Right now my lats are kind of sore, and I was going to work chest today. Will my lats being sore hinder my performance? Cause I remember hearing that bench pressing also works your shoulders, but I don't know if it works your lats at all, I wouldn't think so.

Also if I bench pressed while my shoulders were sore would it hinder my benching and other chest workouts?


----------



## ph8bringer (Feb 8, 2008)

The muscles of the shoulder work as important stabilisers for most "pushing" exercises, especially bench and dumbell bench. Not to mention the anterior delt helps with the movement itself. Therefore having sore shoulders will probably make a chest workout harder. 

I'd either train them together, or space them out so that they don't interfere with one another.

As for lats, they pretty much have nothing to do with the chest muscles, and sore lats shouldn't make a difference.


----------



## Gazhole (Feb 9, 2008)

Shoulders are a big part of any pressing movement.

Your lats being sore probably wont hinder your performance, but they do have a lot to do with pressing as muscle groups work antagonistically (i.e. against eachother).

If your back is fatigued your pushing performance will suffer from it.


----------



## Witchblade (Feb 9, 2008)

Shoulders = lats?


----------



## iMan323 (Feb 9, 2008)

There is no negative effect on bench pressing when your lats are sore...


----------



## HialeahChico305 (Feb 9, 2008)

Gazhole said:


> If your back is fatigued your pushing performance will suffer from it.

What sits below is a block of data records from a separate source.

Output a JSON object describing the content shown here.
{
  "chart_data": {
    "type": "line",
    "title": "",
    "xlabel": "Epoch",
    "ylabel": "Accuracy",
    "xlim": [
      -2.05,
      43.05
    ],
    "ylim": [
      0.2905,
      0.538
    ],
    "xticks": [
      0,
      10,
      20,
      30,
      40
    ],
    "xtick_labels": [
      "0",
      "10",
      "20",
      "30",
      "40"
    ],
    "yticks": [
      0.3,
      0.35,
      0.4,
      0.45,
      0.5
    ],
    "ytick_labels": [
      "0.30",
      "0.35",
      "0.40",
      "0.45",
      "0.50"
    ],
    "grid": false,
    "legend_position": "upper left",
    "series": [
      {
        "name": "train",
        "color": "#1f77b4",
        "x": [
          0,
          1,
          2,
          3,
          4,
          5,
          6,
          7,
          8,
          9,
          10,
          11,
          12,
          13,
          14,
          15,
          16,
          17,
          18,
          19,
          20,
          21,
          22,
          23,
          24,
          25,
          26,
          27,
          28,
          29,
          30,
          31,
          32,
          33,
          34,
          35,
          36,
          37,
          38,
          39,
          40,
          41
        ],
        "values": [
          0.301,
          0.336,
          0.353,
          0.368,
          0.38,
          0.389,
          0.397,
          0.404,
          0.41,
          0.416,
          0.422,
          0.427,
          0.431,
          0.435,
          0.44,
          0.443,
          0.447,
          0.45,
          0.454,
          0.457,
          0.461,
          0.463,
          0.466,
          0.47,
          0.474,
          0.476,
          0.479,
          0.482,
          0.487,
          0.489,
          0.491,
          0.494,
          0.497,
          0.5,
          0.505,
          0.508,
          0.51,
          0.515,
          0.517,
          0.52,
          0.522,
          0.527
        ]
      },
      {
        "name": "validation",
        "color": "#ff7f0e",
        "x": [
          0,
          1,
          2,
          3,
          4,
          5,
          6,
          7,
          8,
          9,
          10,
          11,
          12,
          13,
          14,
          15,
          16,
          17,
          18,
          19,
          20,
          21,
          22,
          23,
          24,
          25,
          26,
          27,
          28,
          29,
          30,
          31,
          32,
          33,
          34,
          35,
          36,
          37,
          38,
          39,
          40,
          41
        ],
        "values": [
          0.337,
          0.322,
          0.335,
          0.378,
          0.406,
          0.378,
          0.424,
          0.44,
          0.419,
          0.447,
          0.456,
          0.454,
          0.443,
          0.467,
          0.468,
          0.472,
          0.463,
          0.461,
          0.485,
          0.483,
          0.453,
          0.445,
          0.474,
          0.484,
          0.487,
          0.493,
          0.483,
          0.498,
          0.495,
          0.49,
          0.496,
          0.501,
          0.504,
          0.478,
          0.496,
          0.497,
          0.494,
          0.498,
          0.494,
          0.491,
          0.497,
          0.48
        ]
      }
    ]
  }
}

I found this out the hard way. When I finally placed my chest day before any pulling movement my chest explode it.


----------



## fufu (Feb 10, 2008)

iMan323 said:


> There is no negative effect on bench pressing when your lats are sore...



Not sure what you mean, but if your lats are fatigued then they will most certainly effect your pressing to different degrees depending on your benching form.


----------